The church was thronged. Citizens and strangers jostled each other in the porch, the vestibules, and the aisles. It was one of those religious festivals so dear to the heart of New England, and so perplexing to gayer people. No metropolitan play could have collected a crowd like this in Windover.
The respectability of the town was out in force. The richest fish firms, the largest ship-owners, and the oldest families shed the little light of local glory upon the occasion. Most of them, in fact, were members of the parish. Windover had what an irreverent outsider had termed her codocracy. The examination—to be followed that evening by the ordination—of the new minister was an affair of note. Windover is not the only town on the map where the social leaders are fond of patronizing whatever ecclesiastical interests are dependent on the generosity of their pockets and the importance of their names. Nothing tends to the growth of a religious sect so much as the belief that the individual is important to it.

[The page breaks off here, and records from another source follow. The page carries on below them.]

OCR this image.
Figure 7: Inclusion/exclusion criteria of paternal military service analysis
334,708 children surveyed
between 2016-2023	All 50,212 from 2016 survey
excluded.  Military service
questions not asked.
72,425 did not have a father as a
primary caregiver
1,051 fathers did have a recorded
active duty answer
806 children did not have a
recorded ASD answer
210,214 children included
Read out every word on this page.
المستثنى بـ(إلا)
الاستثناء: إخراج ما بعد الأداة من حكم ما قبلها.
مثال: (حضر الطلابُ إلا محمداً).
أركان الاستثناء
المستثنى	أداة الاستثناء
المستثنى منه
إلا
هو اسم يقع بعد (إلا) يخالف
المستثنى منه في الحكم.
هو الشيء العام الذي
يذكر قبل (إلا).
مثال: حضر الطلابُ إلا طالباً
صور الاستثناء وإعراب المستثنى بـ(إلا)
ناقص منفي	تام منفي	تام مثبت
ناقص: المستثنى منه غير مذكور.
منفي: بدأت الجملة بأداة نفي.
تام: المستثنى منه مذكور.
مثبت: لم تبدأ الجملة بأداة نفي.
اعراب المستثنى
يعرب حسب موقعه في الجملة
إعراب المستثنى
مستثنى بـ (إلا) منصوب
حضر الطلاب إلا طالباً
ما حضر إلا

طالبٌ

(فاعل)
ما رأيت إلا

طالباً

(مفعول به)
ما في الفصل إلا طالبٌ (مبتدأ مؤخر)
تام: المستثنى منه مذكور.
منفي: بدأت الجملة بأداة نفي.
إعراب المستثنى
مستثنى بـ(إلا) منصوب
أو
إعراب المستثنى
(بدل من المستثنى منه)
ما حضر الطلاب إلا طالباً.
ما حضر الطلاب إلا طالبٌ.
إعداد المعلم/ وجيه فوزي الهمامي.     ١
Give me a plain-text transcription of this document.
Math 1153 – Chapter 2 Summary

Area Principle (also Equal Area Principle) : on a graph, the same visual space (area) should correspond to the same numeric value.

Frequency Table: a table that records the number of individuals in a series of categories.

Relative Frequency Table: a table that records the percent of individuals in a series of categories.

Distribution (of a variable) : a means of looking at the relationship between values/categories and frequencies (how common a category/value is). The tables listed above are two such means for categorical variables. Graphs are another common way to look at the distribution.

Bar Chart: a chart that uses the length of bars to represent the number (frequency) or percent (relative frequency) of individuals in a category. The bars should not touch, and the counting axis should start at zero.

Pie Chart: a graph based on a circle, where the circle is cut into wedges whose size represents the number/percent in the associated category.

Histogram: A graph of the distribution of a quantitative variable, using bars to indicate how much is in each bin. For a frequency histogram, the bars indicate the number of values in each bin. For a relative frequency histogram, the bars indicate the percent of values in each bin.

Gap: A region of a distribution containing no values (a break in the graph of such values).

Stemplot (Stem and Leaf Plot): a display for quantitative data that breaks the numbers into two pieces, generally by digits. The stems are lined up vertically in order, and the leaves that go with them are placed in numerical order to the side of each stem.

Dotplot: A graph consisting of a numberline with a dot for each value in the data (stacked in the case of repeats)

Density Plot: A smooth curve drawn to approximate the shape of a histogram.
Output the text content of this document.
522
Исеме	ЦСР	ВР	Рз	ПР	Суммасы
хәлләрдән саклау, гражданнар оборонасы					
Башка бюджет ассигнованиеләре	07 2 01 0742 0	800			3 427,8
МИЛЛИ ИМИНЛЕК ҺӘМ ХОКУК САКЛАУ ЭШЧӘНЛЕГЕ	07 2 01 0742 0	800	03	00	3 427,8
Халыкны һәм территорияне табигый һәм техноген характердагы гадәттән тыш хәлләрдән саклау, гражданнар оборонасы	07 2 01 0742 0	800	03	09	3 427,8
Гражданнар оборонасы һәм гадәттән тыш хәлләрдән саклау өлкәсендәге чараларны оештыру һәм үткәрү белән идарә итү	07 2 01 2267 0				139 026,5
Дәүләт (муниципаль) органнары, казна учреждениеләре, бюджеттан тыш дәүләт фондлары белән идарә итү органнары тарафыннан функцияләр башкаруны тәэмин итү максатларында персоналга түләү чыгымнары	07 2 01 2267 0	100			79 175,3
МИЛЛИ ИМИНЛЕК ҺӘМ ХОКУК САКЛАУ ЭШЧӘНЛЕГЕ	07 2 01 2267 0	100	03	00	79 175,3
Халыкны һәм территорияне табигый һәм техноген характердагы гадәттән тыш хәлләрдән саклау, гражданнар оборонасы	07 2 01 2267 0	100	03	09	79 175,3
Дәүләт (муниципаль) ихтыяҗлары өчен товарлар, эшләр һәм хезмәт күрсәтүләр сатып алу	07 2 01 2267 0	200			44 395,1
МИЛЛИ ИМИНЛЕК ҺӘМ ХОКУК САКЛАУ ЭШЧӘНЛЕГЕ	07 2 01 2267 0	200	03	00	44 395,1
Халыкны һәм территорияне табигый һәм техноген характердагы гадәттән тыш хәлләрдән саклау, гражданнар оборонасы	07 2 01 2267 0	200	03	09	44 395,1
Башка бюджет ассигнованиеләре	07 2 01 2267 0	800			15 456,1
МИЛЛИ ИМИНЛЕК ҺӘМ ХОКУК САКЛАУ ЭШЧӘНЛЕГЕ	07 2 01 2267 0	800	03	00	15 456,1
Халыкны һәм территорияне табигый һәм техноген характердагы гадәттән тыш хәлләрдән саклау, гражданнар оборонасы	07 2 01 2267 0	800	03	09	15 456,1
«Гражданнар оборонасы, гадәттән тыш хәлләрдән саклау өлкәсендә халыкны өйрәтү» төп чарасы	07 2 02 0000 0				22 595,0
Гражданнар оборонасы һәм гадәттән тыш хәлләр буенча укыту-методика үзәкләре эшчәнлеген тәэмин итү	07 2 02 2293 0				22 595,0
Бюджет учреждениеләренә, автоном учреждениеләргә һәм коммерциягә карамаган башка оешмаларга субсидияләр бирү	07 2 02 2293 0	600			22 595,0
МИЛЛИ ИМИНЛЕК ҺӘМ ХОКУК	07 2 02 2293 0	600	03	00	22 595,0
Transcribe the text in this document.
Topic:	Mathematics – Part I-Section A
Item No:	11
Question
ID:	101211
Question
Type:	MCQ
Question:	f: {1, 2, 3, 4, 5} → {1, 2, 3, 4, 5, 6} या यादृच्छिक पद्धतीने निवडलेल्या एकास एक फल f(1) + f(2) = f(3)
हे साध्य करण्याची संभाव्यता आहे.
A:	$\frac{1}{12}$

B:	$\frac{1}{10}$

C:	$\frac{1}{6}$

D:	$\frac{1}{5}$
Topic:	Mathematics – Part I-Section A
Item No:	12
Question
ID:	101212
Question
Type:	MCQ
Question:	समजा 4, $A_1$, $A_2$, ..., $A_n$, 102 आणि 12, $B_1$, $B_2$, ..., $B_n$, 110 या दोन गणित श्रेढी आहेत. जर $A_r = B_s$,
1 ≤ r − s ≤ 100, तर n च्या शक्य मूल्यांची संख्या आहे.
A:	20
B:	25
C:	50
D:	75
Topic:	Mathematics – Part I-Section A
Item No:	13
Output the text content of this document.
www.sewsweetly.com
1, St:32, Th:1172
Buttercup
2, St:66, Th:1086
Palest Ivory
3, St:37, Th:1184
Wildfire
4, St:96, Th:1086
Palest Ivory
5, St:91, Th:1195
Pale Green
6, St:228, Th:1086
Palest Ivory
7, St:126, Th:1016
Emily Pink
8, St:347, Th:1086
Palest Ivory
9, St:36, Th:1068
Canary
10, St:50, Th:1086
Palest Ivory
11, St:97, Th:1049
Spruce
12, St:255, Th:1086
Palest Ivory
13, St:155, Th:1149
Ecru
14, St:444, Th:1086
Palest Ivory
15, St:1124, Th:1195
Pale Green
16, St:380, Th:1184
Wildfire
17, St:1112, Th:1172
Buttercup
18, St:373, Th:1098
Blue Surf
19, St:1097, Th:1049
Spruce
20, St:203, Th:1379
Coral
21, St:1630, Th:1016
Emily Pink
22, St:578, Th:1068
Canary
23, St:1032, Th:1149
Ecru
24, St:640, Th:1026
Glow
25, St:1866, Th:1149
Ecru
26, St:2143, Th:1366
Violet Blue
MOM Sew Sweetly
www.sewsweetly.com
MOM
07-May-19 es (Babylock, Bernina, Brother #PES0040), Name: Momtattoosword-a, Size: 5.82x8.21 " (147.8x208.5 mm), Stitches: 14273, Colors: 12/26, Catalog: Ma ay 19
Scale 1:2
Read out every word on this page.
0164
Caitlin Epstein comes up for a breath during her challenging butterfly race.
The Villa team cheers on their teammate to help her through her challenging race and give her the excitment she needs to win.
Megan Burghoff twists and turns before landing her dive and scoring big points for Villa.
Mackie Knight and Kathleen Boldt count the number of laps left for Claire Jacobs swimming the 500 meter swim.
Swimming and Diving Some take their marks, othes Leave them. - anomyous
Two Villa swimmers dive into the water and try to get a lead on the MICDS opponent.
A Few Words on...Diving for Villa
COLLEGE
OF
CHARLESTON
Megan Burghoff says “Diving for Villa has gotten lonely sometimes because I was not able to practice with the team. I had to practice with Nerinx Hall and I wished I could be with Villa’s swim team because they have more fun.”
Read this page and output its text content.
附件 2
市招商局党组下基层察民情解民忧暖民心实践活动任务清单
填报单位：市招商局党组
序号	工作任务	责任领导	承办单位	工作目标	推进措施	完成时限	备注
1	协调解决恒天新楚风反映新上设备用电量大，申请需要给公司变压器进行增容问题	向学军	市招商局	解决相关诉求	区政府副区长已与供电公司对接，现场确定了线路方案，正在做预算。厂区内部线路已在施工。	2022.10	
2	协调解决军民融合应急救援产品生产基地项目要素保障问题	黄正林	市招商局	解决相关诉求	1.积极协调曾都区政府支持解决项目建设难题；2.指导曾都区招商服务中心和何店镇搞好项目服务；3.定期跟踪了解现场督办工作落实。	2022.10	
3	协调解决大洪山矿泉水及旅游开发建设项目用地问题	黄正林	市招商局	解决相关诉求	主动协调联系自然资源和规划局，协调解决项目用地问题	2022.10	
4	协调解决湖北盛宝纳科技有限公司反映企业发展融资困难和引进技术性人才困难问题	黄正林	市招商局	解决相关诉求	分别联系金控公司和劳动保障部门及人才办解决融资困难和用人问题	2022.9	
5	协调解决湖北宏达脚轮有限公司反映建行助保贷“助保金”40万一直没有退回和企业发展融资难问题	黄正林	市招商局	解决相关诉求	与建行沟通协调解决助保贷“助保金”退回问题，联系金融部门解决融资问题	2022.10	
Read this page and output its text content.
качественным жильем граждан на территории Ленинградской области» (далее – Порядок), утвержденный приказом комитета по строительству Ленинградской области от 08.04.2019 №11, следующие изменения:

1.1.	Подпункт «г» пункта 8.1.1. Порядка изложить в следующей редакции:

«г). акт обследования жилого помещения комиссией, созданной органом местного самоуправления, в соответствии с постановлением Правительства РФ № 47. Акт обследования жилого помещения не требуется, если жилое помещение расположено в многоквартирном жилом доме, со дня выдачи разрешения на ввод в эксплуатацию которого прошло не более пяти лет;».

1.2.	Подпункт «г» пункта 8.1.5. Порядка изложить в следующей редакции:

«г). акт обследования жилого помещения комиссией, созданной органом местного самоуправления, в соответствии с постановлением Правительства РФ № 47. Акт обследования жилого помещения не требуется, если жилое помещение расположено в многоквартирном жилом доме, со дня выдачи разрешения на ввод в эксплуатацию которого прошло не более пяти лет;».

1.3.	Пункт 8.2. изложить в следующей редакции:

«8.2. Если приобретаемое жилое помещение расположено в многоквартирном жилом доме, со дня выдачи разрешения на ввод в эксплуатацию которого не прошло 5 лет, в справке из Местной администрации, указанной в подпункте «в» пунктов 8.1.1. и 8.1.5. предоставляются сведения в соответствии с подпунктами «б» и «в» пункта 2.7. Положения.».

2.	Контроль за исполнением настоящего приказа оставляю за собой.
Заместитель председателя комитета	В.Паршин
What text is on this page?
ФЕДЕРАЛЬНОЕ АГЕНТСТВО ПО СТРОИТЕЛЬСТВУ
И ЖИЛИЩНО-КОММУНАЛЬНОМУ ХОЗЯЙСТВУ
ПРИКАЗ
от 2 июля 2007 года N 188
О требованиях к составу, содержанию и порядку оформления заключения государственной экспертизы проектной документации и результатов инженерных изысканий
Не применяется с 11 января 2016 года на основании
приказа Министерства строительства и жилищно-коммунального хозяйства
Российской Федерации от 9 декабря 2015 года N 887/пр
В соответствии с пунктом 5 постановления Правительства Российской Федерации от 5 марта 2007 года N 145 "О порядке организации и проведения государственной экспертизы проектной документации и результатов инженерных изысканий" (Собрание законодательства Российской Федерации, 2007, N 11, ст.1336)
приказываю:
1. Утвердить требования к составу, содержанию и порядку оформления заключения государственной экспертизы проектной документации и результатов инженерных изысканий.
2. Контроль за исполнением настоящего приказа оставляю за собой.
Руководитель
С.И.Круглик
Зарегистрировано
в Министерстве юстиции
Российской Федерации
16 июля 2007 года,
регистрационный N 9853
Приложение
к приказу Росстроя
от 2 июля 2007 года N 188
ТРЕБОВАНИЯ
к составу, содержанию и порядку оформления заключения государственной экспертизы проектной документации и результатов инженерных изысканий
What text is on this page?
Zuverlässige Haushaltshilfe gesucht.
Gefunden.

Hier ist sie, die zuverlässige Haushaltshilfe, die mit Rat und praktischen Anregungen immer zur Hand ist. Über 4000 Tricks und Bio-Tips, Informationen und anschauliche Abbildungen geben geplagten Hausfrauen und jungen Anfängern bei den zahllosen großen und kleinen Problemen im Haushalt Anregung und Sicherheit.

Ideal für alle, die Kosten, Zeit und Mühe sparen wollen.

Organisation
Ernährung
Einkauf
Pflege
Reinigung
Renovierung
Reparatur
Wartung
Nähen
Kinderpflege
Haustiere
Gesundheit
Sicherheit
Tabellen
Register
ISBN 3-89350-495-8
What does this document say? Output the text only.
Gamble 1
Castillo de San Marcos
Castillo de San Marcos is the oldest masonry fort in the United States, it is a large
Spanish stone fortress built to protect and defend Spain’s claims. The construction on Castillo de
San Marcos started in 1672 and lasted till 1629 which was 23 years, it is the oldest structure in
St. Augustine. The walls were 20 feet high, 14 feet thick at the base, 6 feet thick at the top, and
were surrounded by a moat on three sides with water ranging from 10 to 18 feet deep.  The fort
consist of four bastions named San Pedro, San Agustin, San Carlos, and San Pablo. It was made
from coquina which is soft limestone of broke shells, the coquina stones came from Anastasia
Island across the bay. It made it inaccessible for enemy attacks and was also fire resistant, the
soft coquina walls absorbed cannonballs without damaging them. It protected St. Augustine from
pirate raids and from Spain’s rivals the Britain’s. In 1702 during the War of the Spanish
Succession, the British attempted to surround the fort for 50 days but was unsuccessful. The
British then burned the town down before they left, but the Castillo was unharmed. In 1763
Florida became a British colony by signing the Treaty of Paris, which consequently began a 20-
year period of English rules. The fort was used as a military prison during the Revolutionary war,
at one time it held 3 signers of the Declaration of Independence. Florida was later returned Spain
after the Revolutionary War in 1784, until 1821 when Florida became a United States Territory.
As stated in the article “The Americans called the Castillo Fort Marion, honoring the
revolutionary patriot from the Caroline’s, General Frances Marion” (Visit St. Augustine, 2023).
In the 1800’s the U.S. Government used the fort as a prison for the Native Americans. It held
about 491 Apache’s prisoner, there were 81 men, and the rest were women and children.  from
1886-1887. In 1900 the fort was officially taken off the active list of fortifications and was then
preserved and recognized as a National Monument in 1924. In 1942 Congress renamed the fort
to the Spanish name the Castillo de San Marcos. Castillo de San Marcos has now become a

Upon the platform, decorated by the Ladies’ Aid Society with taste, piety, and goldenrod, sat the Council called to examine and to ordain Emanuel Bayard to the ministry of Christ. These were venerable men; they drove in from the surrounding parishes in their buggies, or took the trains from remoter towns. A few city names had responded; one or two of them were eminent. The columns of the “Windover Topsail” had these already set up in display type, and the reporters in the galleries dashed them off on yellow slips of paper.
As the minister-elect, panting with his haste, ran up the steps and into the church, the first thing that he perceived was the eye of one of his Cesarea Professors fastened sternly upon him. It gave him the feeling of a naughty little boy who was late to school. This guilty sensation was not lessened by a vision of the back of his uncle’s bald head in an eminent seat among the lay delegates, and by the sight of the jeweled Swiss repeater, familiar to his infancy, too visibly suspended from Mr. Hermon Worcester’s hand. The church clock (wearing for the occasion a wreath of purple asters, which had received an unfortunate lurch to one side, and gave that pious timepiece a tipsy air) charitably maintained that Bayard was but seven minutes late. The impatience of the Council and the anxiety of the audience seemed to aver that an hour would not cover, nor eternity pardon, the young man’s delay. He dropped his valise into the hand of the sexton, and strode up the broad aisle. The dust of the street fight still showed upon his fashionable clothes. His cheeks were flushed with his fine color. His disordered hair clung to his white forehead in curls that the straitest sect of the Pharisees could not have straightened. Every woman in the audience noticed this, and liked him the better for it. But the Council was composed of straight-haired men.
Somebody beckoned him into the minister’s room to repair damages: and as he crossed the platform to do so, Bayard stooped and exchanged a few whispered words with the moderator. The wrinkled face of that gentleman changed visibly. He rose at once and said:—
“It is due to our brother and to the audience to state that your minister-elect desires me to make his apologies to this parish for a tardiness which he found to be unavoidable,—morally unavoidable, I might say. And I should observe,” added the moderator, hesitating, “that I have been requested not to explain the nature of the case, but I shall take it upon myself to defy this injunction, and to state that an act of Christian mercy detained our brother. I do not think,” said the moderator, dropping suddenly from the ecclesiastical to the human tone, “that it is every man who would have done it, under the circumstances; and I do not consider it any less creditable for that.”
A sound of relief stirred through the house as the moderator sat down. The audience ceased twisting its head to look at the tipsy clock, thus enabling the Ladies’ Aid Association to get that aster wreath for the first time out of mind. Mr. Hermon Worcester’s watch went back to its comfortable fob. A smile melted across the anxious face of Professor Haggai Carruth of Cesarea. The minister-elect reappeared with plumage properly smoothed, and the proceedings of the day set in, with the usual decorum of the denomination.
It is not a ceremonious sect, that of the Congregationalism of New England; and its polity allows much diversity upon occasions like these, whose programme depends a good deal upon the preference of the moderator. Bayard’s moderator was a gray-haired, kind-hearted, plain country minister, the oldest man in the Council, and one of the best. It was not his intention to subject the young man to one of the ecclesiastical roastings at that time in vogue, and for the course of events which followed he was not responsible. This was a matter of small moment at the time; but Bayard had afterwards occasion to remember it.
He listened dreamily to the conventional preliminary exercises of the afternoon. His mind was in a turmoil which poorly prepared the young man for the intellectual and emotional strain of the day. That scene in the street flashed and faded and reappeared before him, like the dark lantern which an evil hand brings into a sacred place. The blow of the man’s fist upon the child seemed to fall crashing upon his own flesh. Across the crescendo of the chorus of the hymn the cry of the little boy ran in piteous discord. The organ rolled up the oaths of the wharves. While the good, gray-haired moderator was praying, Bayard was shocked to find that the song of the street girl ran through his burning brain. The gaunt Madonna in the window of the drunkard’s home seemed to be stamped—a dark photographic letter-head—upon the license to preach the Christian religion which he was required (with more than usual precision) to produce.